Neue Westfälische - Bielefelder Tageblatt - Bielefeld West
Der stotternde Atomausstieg
Das Bundesverfassungsgericht spricht Energiekonzernen das Recht auf Entschädigung infolge des Abschaltens von Kernkraftwerken zu. Eine alte Debatte lebt damit auf.
¥ Karlsruhe/Bielefeld. Mit einer weitreichenden Entscheidung hat das Bundesverfassungsgericht den politischen Streit um die Rechtssicherheit des 2011 per Gesetz beschlossenen beschleunigten Atomausstiegs erneut angefacht. Die Verfassungsrichter sprachen dem Kläger, dem Energiekonzern Vattenfall, hohe Ausgleichsansprüche zu. Es geht um mehrere hundert Millionen Euro.
Auf das Geld hat der Betreiber der frühzeitig vom Netz gegangenen deutschen Kernkraftwerke Krümmel und Brunsbüttel demnach Anspruch, weil er die zuvor vom Staat zugestandenen Strommengen durch die festgeschriebenen Abschalttermine nicht mehr selbst hatte produzieren können. Die schwarz-gelbe Koalition hatte nach dem Reaktorunglück von Fukushima in Japan eine kurz zuvor beschlossene Laufzeitverlängerung mit diesem Gesetz wieder rückgängig gemacht.
Der Gesetzgeber muss nun die vom Verfassungsgericht in Karlsruhe festgestellten Ansprüche rechtlich neu fassen. Dies kündigte Bundesumweltministerin Svenja Schulze (SPD) denn auch gleich an. Sie respektiere „selbstverständlich“die Entscheidung der Verfassungsrichter, erklärte sie. „Klar ist, dass das Urteil nicht den Atomausstieg bis 2022 an sich betrifft, der vom Bundesverfassungsgericht im Wesentlichen schon 2016 bestätigt wurde“, beeilte sich die Ministerin nachzuschieben. Die Ausgleichsansprüche der Kernkraftwerksbetreiber beträfen lediglich einen „Randbereich“dieses Gesetzes.

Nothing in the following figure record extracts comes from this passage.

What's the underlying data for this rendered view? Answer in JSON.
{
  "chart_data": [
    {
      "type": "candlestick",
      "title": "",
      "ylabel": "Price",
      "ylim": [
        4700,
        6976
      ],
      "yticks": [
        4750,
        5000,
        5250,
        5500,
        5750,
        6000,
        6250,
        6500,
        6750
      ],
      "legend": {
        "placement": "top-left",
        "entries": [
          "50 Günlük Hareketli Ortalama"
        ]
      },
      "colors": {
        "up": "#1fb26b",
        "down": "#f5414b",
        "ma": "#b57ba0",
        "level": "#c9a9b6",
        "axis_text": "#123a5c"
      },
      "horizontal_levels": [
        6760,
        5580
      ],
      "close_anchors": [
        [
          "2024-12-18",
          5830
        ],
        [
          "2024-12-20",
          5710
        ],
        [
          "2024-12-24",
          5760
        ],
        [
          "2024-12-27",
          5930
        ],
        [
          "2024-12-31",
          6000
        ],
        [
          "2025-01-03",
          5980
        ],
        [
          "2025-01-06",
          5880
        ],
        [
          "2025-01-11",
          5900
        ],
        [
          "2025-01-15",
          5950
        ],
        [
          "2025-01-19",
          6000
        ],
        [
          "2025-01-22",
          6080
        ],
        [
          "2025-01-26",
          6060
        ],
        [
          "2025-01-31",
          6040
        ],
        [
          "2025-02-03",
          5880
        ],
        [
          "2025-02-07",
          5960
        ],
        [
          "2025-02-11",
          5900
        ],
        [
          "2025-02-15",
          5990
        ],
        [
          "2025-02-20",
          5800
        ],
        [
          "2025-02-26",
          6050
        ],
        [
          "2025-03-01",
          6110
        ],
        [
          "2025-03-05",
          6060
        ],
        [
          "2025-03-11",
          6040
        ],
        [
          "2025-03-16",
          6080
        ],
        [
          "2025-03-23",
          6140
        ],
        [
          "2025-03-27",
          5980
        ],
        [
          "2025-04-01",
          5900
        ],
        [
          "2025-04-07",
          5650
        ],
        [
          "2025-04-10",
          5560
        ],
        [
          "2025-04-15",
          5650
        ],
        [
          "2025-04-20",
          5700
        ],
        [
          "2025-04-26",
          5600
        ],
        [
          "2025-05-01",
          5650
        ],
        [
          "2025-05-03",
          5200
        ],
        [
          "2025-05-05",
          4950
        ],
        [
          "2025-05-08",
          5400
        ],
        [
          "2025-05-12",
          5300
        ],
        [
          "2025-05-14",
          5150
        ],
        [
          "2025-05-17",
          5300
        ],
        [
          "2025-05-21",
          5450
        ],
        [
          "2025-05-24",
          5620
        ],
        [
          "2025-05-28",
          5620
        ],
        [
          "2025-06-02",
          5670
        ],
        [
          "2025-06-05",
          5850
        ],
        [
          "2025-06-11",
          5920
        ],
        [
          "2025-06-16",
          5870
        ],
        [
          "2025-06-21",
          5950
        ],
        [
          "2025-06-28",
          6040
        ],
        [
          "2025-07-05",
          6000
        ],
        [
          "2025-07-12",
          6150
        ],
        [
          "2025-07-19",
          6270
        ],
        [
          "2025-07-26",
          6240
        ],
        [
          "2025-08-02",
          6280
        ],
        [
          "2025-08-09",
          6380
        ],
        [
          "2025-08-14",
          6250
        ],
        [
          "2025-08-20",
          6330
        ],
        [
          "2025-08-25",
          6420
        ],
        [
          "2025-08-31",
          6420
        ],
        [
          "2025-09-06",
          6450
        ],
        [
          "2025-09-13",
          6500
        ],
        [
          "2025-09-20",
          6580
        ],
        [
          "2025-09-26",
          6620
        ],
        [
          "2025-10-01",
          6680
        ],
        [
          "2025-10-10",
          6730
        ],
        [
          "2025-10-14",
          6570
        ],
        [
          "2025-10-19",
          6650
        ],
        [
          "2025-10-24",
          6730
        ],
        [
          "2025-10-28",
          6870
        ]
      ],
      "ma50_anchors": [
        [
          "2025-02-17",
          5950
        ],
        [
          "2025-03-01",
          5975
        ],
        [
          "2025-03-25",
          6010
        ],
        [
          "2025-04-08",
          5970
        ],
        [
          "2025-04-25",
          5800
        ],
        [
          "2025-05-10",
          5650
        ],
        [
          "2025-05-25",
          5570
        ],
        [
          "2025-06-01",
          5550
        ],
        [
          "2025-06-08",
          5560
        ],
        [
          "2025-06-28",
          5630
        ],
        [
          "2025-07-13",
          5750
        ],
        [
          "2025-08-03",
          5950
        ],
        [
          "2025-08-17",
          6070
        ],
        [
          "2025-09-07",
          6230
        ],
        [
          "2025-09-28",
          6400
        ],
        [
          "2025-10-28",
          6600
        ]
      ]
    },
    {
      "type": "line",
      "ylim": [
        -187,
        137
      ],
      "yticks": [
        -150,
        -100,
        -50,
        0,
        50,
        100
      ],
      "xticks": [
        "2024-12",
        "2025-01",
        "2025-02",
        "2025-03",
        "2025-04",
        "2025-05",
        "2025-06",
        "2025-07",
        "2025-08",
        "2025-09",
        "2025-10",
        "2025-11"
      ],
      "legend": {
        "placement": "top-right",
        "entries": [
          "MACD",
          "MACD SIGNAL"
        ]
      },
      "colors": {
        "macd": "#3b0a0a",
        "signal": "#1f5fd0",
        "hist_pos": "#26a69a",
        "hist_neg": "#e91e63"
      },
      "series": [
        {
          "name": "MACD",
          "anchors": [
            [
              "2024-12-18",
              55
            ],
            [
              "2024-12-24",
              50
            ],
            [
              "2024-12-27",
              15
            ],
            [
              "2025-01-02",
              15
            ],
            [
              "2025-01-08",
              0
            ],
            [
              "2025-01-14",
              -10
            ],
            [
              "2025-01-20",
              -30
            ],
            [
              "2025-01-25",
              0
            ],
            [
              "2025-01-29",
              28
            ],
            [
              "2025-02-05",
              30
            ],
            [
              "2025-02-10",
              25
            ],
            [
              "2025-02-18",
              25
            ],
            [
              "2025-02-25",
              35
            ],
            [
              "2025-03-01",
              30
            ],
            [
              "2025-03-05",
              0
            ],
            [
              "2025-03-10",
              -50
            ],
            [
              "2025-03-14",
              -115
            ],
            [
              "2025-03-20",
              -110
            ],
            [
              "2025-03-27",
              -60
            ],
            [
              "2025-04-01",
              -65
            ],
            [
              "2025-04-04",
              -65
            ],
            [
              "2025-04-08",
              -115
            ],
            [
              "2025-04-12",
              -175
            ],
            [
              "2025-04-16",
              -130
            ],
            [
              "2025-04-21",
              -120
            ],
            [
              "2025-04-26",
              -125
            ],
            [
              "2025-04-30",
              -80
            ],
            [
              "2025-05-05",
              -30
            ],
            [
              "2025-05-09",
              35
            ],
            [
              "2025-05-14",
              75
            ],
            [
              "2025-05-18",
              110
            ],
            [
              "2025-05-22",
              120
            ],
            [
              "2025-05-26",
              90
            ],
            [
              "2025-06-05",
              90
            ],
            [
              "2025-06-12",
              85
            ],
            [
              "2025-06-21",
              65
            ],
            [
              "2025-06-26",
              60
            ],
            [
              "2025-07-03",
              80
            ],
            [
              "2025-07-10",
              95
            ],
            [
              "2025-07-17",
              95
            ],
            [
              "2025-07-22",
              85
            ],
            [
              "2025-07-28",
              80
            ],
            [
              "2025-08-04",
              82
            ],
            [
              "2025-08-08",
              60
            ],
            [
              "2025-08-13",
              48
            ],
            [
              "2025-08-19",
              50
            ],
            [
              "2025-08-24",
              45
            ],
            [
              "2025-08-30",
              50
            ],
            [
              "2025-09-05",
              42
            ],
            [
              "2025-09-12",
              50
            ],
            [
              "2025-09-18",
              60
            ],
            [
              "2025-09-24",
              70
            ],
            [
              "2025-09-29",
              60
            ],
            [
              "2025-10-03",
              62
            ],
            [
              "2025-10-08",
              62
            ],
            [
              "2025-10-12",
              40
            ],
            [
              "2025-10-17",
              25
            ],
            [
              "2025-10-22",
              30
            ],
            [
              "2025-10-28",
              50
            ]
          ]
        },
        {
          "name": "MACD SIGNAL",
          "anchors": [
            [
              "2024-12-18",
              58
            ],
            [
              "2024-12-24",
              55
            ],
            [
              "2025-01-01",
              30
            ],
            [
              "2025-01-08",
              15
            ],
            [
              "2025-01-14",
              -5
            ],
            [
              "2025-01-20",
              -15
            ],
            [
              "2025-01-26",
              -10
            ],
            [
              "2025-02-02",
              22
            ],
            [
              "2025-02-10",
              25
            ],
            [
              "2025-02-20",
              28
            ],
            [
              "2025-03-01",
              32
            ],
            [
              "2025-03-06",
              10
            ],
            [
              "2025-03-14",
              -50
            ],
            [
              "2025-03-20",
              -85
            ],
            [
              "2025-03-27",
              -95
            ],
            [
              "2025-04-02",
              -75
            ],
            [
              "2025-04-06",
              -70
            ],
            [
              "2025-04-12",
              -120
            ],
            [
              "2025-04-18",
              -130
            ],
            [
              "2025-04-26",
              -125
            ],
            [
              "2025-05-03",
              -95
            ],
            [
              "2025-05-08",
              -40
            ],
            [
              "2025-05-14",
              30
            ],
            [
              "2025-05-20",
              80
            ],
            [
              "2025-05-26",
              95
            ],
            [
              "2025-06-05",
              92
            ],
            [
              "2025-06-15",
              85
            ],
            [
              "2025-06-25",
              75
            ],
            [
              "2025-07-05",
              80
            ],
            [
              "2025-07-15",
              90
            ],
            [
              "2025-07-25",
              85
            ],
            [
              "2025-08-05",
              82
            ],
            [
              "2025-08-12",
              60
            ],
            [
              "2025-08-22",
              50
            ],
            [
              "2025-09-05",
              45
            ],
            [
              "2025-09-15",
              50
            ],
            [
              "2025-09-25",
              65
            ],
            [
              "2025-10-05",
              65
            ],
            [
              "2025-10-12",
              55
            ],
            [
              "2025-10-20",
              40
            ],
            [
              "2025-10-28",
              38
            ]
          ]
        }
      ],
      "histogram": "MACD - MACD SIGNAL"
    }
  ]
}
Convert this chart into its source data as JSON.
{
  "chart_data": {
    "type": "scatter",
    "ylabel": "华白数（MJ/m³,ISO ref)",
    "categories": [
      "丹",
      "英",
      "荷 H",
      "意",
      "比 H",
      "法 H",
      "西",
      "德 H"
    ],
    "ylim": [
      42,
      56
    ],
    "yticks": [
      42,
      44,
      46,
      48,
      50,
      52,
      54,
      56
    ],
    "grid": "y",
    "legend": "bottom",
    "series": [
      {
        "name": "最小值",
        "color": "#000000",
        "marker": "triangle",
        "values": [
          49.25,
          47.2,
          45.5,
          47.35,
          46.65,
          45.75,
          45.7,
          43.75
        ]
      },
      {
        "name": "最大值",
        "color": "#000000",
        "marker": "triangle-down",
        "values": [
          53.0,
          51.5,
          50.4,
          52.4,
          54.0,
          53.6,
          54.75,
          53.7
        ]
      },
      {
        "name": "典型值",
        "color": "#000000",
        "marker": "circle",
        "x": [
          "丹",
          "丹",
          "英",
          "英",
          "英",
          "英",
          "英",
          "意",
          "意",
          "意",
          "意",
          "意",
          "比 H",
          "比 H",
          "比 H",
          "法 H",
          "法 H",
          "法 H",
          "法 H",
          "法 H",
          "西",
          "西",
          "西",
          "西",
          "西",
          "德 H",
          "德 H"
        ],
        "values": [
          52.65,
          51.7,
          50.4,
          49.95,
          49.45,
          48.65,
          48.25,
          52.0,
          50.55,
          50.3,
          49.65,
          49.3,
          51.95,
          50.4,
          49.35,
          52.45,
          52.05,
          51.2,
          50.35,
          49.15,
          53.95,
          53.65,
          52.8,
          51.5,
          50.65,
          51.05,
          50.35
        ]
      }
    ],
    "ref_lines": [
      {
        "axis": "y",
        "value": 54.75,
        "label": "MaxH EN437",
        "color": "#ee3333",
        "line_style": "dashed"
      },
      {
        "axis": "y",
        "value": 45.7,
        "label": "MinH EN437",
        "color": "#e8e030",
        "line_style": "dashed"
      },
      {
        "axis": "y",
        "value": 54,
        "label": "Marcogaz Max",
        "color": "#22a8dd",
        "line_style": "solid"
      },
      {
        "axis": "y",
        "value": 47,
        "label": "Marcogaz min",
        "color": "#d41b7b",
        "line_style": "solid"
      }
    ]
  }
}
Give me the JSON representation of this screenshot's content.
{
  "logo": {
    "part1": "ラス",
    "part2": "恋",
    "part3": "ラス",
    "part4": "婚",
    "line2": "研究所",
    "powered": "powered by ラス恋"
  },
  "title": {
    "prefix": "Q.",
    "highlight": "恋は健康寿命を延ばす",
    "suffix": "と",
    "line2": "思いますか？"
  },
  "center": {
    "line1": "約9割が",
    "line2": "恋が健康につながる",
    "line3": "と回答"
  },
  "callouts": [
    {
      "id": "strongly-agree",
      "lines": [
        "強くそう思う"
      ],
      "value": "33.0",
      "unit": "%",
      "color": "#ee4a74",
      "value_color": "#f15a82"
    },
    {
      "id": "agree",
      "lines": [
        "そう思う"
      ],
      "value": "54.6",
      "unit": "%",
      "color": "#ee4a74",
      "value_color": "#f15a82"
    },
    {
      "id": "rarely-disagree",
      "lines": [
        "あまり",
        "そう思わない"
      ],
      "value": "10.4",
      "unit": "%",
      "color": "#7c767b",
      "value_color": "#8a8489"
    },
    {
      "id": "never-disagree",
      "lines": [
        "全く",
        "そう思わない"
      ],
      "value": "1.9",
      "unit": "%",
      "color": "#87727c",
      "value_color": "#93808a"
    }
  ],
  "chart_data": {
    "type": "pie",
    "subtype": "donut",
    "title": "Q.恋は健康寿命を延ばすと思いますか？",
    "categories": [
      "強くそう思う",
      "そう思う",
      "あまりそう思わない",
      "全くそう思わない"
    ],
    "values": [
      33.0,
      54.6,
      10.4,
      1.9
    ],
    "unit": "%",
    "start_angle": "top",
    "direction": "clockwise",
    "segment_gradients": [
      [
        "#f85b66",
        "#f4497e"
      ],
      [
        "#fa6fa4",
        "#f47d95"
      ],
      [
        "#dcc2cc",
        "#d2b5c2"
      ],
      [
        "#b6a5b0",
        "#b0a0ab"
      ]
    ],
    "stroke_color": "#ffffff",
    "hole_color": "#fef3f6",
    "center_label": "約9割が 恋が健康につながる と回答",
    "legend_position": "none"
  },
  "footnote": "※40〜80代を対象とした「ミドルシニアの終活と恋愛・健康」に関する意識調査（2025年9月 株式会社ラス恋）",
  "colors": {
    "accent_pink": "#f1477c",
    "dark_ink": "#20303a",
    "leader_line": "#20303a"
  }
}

„Die heutige Entscheidung wird kein Anlass sein, die Abschaltung der Kernkraftwerke hinauszuschieben“, erklärte auch der niedersächsische Umweltminister Olaf Lies (SPD). Der Umstieg auf die erneuerbare Energie mit Windkraft und Photovoltaik sei „alternativlos“, so der Minister. In Niedersachsen ist nach wie vor das Kernkraftwerk Grohnde am Netz, an dem auch die Stadt Bielefeld beteiligt ist (s. Infokasten). Das Kernkraftwerk soll dem Gesetz zufolge Ende 2021 seinen Betrieb einstellen.
Sylvia Kotting-Uhl (Bündnis 90/Die Grünen) sprach im Zusammenhang mit dem Urteil aus Karlsruhe von der „Unfähigkeit der Bundesregierung“.
Die Koalition müsse nun „gründlich und wie vom Gericht gefordert schnellstmöglich nachbessern“. Es sei „moralisch fragwürdig“, dass die Atomkonzerne fast zehn Jahre nach dem Atomausstieg noch Geld erstreiten könnten. Dies gelte umso mehr, als die beiden Anlagen von Vattenfall „bereits vor der Stilllegung 2011 wegen massiver Sicherheitsmängel jahrelang nicht in Betrieb waren“, wie KottingUhl erklärte.
Vattenfall begrüßte, wie die anderen Energiekonzerne, die Entscheidung der Verfassungsrichter. Die Atomgesetznovelle des Bundes sei „den Vorgaben des Bundesverfassungsgerichts nicht einmal im Ansatz gerecht geworden, sondern hat die massiven Wettbewerbsverzerrungen zwischen den Energieversorgern noch einmal verschärft“, erklärte der Konzern.
Angelika Claußen, Europapräsidentin der Vereinigung Ärzte zur Verhütung des Atomkriegs (IPPNW), gab zu bedenken, dass die Energiekonzerne Eon und RWE trotz des Atomausstiegs über ihre Beteiligung am Urananreicherer Urenco einen Wiedereinstieg in den Neubau von Atomkraftwerken in den Niederlanden und Großbritannien planten. „Für alle AKW-Baupläne von Urenco besitzt die Bundesregierung aufgrund internationaler Verträge die Aufsichtspflicht und damit verbunden ein Veto-Recht“, sagt Claußen. Die Ärztin forderte den Bund auf, dieses wahrzunehmen.